The Royal Decree also establishes common cross-curricular skills that are “necessary for the professional practice of health science physicians and must be acquired during the course of training,” according to the text published in the BOE. “This is a positive point, although development is still pending. The pandemic has demonstrated the need for professionals to have a common foundation of training that will allow professionals to have the resources and skills to best address healthcare challenges. The explanation contained in the royal decree is fine, but now it must be provided with the training content to be approved,” Domingo Sánchez defends.

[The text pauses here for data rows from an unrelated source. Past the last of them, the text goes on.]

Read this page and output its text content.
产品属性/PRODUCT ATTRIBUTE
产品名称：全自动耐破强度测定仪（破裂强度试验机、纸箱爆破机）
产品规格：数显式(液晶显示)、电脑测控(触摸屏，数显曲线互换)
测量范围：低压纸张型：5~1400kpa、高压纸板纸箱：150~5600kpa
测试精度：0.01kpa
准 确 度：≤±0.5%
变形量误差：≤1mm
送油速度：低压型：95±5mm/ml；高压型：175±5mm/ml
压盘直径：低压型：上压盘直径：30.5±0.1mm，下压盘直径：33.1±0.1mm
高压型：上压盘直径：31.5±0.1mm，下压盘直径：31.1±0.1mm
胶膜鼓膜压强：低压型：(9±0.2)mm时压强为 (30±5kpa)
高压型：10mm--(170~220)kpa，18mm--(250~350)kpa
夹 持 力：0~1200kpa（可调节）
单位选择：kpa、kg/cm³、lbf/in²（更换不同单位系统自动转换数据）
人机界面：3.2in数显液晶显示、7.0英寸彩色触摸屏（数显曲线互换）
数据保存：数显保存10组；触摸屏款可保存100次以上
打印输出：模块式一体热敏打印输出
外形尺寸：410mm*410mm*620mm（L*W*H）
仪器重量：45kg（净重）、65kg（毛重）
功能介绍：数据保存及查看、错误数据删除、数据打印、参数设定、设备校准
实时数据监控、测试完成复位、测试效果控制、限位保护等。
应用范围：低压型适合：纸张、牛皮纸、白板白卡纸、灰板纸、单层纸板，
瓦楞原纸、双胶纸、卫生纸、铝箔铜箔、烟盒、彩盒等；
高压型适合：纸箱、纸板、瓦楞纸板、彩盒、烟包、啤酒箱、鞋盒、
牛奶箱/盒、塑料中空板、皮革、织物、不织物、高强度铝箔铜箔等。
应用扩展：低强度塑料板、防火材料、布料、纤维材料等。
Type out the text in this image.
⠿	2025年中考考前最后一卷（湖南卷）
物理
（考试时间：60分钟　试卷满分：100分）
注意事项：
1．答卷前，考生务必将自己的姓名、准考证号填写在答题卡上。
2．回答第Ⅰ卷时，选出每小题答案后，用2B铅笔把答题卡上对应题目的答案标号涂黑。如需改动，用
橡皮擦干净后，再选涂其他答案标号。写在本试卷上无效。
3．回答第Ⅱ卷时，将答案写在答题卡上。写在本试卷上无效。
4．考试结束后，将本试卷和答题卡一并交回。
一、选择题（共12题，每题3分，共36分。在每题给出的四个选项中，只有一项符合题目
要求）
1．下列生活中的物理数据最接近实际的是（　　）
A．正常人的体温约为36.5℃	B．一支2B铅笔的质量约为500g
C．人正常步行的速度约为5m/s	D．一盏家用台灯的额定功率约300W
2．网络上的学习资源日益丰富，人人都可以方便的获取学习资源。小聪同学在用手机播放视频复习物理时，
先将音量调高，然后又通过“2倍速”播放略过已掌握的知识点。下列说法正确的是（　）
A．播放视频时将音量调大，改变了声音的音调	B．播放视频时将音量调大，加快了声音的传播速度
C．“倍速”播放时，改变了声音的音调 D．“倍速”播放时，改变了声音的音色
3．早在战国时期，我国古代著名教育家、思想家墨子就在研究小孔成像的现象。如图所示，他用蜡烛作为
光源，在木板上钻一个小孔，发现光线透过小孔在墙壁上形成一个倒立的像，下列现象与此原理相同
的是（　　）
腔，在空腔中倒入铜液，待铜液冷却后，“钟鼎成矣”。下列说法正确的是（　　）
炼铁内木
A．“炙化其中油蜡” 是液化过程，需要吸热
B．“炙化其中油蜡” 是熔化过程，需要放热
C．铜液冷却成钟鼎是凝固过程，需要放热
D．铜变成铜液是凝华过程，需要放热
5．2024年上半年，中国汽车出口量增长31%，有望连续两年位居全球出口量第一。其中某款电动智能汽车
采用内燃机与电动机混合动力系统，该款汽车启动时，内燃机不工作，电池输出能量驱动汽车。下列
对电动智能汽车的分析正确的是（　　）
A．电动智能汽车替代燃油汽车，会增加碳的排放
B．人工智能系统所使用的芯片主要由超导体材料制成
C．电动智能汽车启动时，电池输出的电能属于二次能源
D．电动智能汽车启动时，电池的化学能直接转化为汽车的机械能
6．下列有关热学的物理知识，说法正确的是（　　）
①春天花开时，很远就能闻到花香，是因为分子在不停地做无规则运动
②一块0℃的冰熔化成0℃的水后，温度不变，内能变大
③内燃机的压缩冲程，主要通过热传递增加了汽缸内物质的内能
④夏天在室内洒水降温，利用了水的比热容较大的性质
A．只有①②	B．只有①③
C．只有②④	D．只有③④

The new actions promoted by Health arrange a panorama that currently has something paradoxical in relation to the specialists of the National Health System (SNS). Spain has managed to develop a specialized training system, recognized for its quality on the international scene, and in which it also invests a lot of money (training a resident doctor costs more than 50,000 euros a year). However, when it comes to career development, many professionals are forced to work precariously, on short-term contracts and in working conditions far inferior to neighboring countries.
On the other hand, the healthcare system suffers from a significant shortage of doctors in various specialties, such as general practitioners, paediatricians and anesthesiologists. A situation that is not due to the lack of skilled workers – with 3.9 per 1,000 inhabitants Spain is above the OECD average of 3.4 – but to the unattractiveness of some places and imbalances in the classification systems and disciplines.